Rights we never had: male reproductive rights

This is something I've been bitching about ever since it occurred to me that I might one day get a girl pregnant. Mostly its just something for me to bitch about when I've had too much to drink, much like the nature of sports. Apparently now someone is bitching for real.

Executive summary: geeks knocks up a girl (i'm still getting over the "geek gets girl to fuck him" part), after having been told by the girl she couldn't have kids (Fellas, how many times have we heard that one?), and doesn't want to pay child support. Leaving aside for a moment the "stupid tax" this guy ought to have to pay, and the fact that his genes really don't belong in the pool in the first place, should a guy have a right to absolve himself of the legal obligations, given that women (for now at least) have the option of terminating the pregnancy or giving the baby up for adoption?

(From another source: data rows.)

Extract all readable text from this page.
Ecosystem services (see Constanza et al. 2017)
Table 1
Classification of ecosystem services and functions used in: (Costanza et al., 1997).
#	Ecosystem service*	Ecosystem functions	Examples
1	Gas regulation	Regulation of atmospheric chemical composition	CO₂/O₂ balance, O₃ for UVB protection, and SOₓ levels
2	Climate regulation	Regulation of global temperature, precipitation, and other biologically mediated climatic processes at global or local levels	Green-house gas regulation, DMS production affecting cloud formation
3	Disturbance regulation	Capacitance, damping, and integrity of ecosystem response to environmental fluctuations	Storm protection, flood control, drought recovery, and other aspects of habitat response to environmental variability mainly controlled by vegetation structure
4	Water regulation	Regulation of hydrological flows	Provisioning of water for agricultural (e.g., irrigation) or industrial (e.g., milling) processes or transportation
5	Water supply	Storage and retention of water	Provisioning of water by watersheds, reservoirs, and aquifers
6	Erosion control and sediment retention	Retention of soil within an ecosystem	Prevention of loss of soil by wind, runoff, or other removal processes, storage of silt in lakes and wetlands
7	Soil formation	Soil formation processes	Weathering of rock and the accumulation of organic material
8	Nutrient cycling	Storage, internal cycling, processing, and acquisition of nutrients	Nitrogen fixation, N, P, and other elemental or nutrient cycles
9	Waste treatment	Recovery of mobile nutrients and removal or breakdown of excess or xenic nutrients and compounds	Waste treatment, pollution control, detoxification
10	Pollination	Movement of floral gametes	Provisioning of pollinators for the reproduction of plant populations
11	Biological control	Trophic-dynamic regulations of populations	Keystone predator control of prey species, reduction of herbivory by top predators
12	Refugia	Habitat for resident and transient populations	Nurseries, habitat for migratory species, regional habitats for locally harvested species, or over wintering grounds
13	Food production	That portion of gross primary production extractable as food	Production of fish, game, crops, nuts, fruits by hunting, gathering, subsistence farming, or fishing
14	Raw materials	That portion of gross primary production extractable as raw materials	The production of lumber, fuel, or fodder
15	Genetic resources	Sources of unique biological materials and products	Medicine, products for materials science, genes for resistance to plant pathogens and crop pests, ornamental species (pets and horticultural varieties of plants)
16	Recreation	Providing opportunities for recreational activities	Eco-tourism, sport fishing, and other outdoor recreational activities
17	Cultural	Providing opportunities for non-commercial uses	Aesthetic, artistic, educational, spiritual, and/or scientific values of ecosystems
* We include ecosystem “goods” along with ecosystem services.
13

In the article there's a quote that admits that this is mainly a symbolic suit that will likely be thrown out of court. And in all seriousness, this is a totally shitty way to handle it. But the question is still there: why do women get to hold all the cards here? The rhetoric I always got from the Church (yes, i did once go) was that "You make the choice when you have sex, not after," and the article points out the options available to men--condoms and sterilization. That still doesn't answer the question of why a woman has the right to be the sole maker of a decision that will affect not only her own life but that of the biological father. Especially in today's world in which women actually have more options than men on birth control (there are no reversible sterilization procedures like taking birth control pills or implanting an IUD for men), I have to say that the equity argument does have some validity that ought to be discussed.

Finally, however, there is a dark side to this debate: what about when the man wants the woman to keep the baby, but she doesn't want to? Cases like this have already made it through the courts with the results being largely that the fathers get no say in stopping an abortion--nor, I believe, should they. But its not really equitable that they're forced to become a parent against their will either, especially not when a woman can stop that train before it leaves the station.

I don't know how this one is ultimately going to be resolved, and for once, I'm not sure how I think it ought to be. I do know that while I generally trust someone I'm sleeping with, I don't just take their word for it that they're on the Pill. Safe sex is safe sex, gentlemen.